Envy and Evolution
According to a New York Times editorial on Sunday, “Alan Krueger, chairman of the White House Council of Economic Advisers, noted in a speech on Thursday that the median income in the United States had actually declined since 1999, shrinking the middle class while the income of the top 1 percent soared. Such inequality is corrosive. And pointing it out has nothing to do with envy and everything to do with pressing for policies to help America’s struggling middle class.”
I agree that income inequality is a serious problem (especially in the U.S., where it is more egregious than in any other developed country), and that corrective measures of some sort are definitely needed. But it might surprise the Times editorial board—and many Brainstorm readers as well— to learn that, in fact, concern with income inequality has a great deal to do with envy.
Take this little test. Which of the following worlds would you prefer to inhabit?
You earn $50,000 and others earn $25,000, or
You earn $100,000 and others earn $250,000.
When graduate students in public health at Harvard were asked this question, more than one-half of them preferred situation No. 1. This result is so startling that it is worth repeating: More than one-half of presumably intelligent young adults decided that they would rather earn less money (a whole lot less!) so long as it was more than their neighbors and colleagues.

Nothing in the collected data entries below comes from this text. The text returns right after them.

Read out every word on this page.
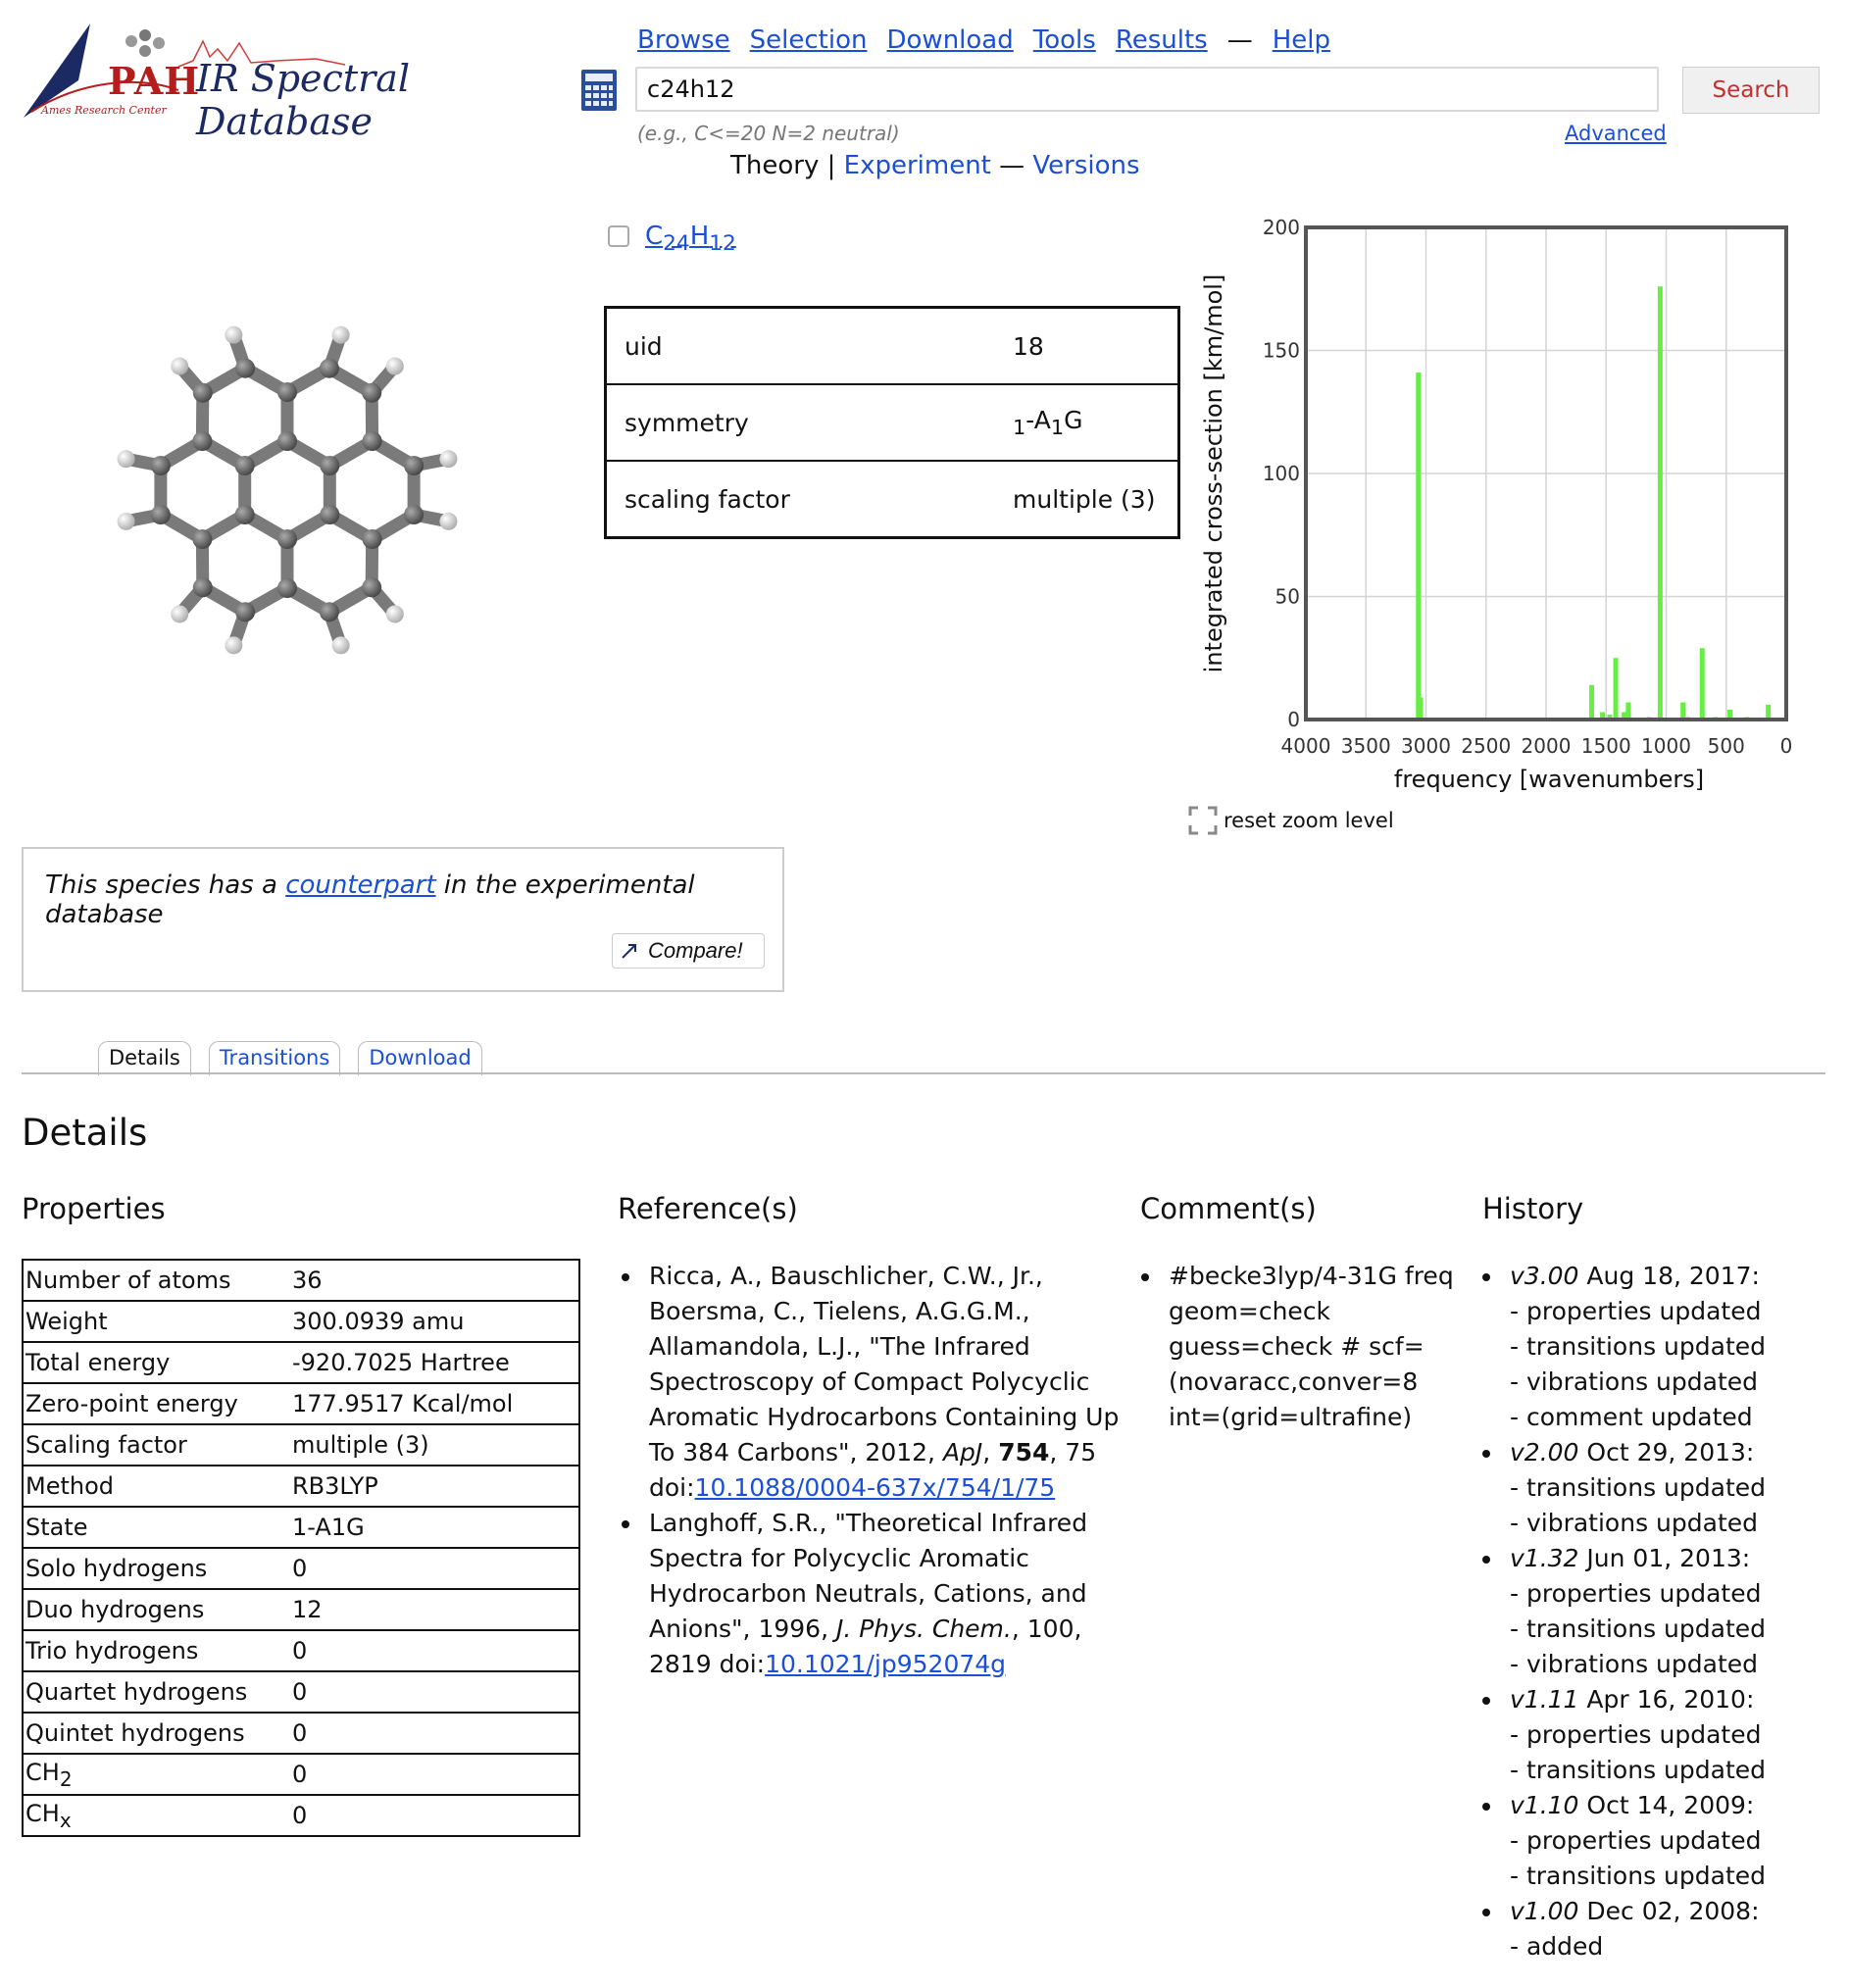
PAH
IR Spectral Database
Ames Research Center
Browse Selection Download Tools Results — Help
c24h12
Search
(e.g., C<=20 N=2 neutral)	Advanced
Theory | Experiment — Versions
$C_{24}H_{12}$
uid	18
symmetry	$_1-A_1G$
scaling factor	multiple (3)
0
50
100
150
200
4000 3500 3000 2500 2000 1500 1000 500 0
frequency [wavenumbers]
integrated cross-section [km/mol]
reset zoom level
This species has a counterpart in the experimental database
Compare!
Details	Transitions	Download
Details
Properties	Reference(s)	Comment(s)	History
Number of atoms	36
Weight	300.0939 amu
Total energy	-920.7025 Hartree
Zero-point energy	177.9517 Kcal/mol
Scaling factor	multiple (3)
Method	RB3LYP
State	1-A1G
Solo hydrogens	0
Duo hydrogens	12
Trio hydrogens	0
Quartet hydrogens	0
Quintet hydrogens	0
$CH_2$	0
$CH_x$	0
• Ricca, A., Bauschlicher, C.W., Jr., Boersma, C., Tielens, A.G.G.M., Allamandola, L.J., "The Infrared Spectroscopy of Compact Polycyclic Aromatic Hydrocarbons Containing Up To 384 Carbons", 2012, ApJ, 754, 75 doi:10.1088/0004-637x/754/1/75
• Langhoff, S.R., "Theoretical Infrared Spectra for Polycyclic Aromatic Hydrocarbon Neutrals, Cations, and Anions", 1996, J. Phys. Chem., 100, 2819 doi:10.1021/jp952074g
• #becke3lyp/4-31G freq geom=check guess=check # scf=(novaracc,conver=8 int=(grid=ultrafine)
• v3.00 Aug 18, 2017:
- properties updated
- transitions updated
- vibrations updated
- comment updated
• v2.00 Oct 29, 2013:
- transitions updated
- vibrations updated
• v1.32 Jun 01, 2013:
- properties updated
- transitions updated
- vibrations updated
• v1.11 Apr 16, 2010:
- properties updated
- transitions updated
• v1.10 Oct 14, 2009:
- properties updated
- transitions updated
• v1.00 Dec 02, 2008:
- added
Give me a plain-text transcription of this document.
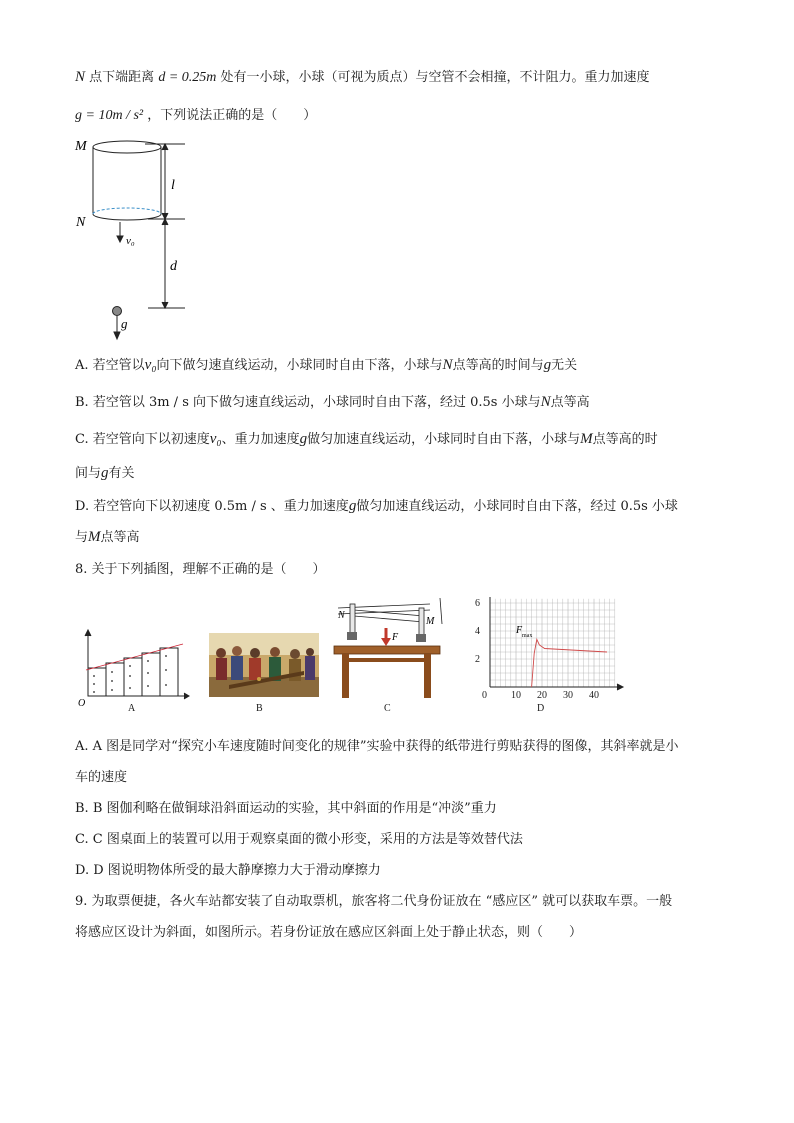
N 点下端距离 d = 0.25m 处有一小球，小球（可视为质点）与空管不会相撞，不计阻力。重力加速度
g = 10m / s² ，下列说法正确的是（　　）
M
N
l
d
v₀
g
A. 若空管以v₀向下做匀速直线运动，小球同时自由下落，小球与N点等高的时间与g无关
B. 若空管以 3m / s 向下做匀速直线运动，小球同时自由下落，经过 0.5s 小球与N点等高
C. 若空管向下以初速度v₀、重力加速度g做匀加速直线运动，小球同时自由下落，小球与M点等高的时
间与g有关
D. 若空管向下以初速度 0.5m / s 、重力加速度g做匀加速直线运动，小球同时自由下落，经过 0.5s 小球
与M点等高
8. 关于下列插图，理解不正确的是（　　）
O	A	B
N
M
F
C
2
4
6
0 10 20 30 40
F max
D
A. A 图是同学对“探究小车速度随时间变化的规律”实验中获得的纸带进行剪贴获得的图像，其斜率就是小
车的速度
B. B 图伽利略在做铜球沿斜面运动的实验，其中斜面的作用是“冲淡”重力
C. C 图桌面上的装置可以用于观察桌面的微小形变，采用的方法是等效替代法
D. D 图说明物体所受的最大静摩擦力大于滑动摩擦力
9. 为取票便捷，各火车站都安装了自动取票机，旅客将二代身份证放在 “感应区” 就可以获取车票。一般
将感应区设计为斜面，如图所示。若身份证放在感应区斜面上处于静止状态，则（　　）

Traditional economic theory has a very hard time making sense of this, since it assumes that individuals, being rational “utility maximizers,” should seek to maximize their income whereas in fact they are more concerned with maximizing their income relative to that of others … i.e., they are very much in the grip of envy, maybe even spite.
Interestingly, this result didn’t apply when the same people were asked to choose between these two conditions:
1. You have two weeks’ vacation and others have one week
2. You have four weeks’ vacation and others have eight weeks
Here, only about 20 percent of the respondents chose option 1. The likelihood is that there is something about conspicuous “goods”—i.e., income and the stuff it enables—that render them especially liable to generate envy.
Some more evidence for the role of envy: According to a National Bureau of Economic Research Working Paper, an increase in the average income in a state where you live decreases your average happiness by fully one-third as much as raising your own income increases it. And as reported in the Journal of Public Economics in the UK, an increase in salary for workers in one’s own area of specialization reduces one’s job satisfaction as much as an increase in one’s own salary raises it!
Yet another startling finding for anyone who doubts the potency of envy: It has been shown that if a woman’s sister’s husband earns more than the first woman’s husband, the second woman is more likely to go to work—evidently trying to keep up with her sister’s family’s income.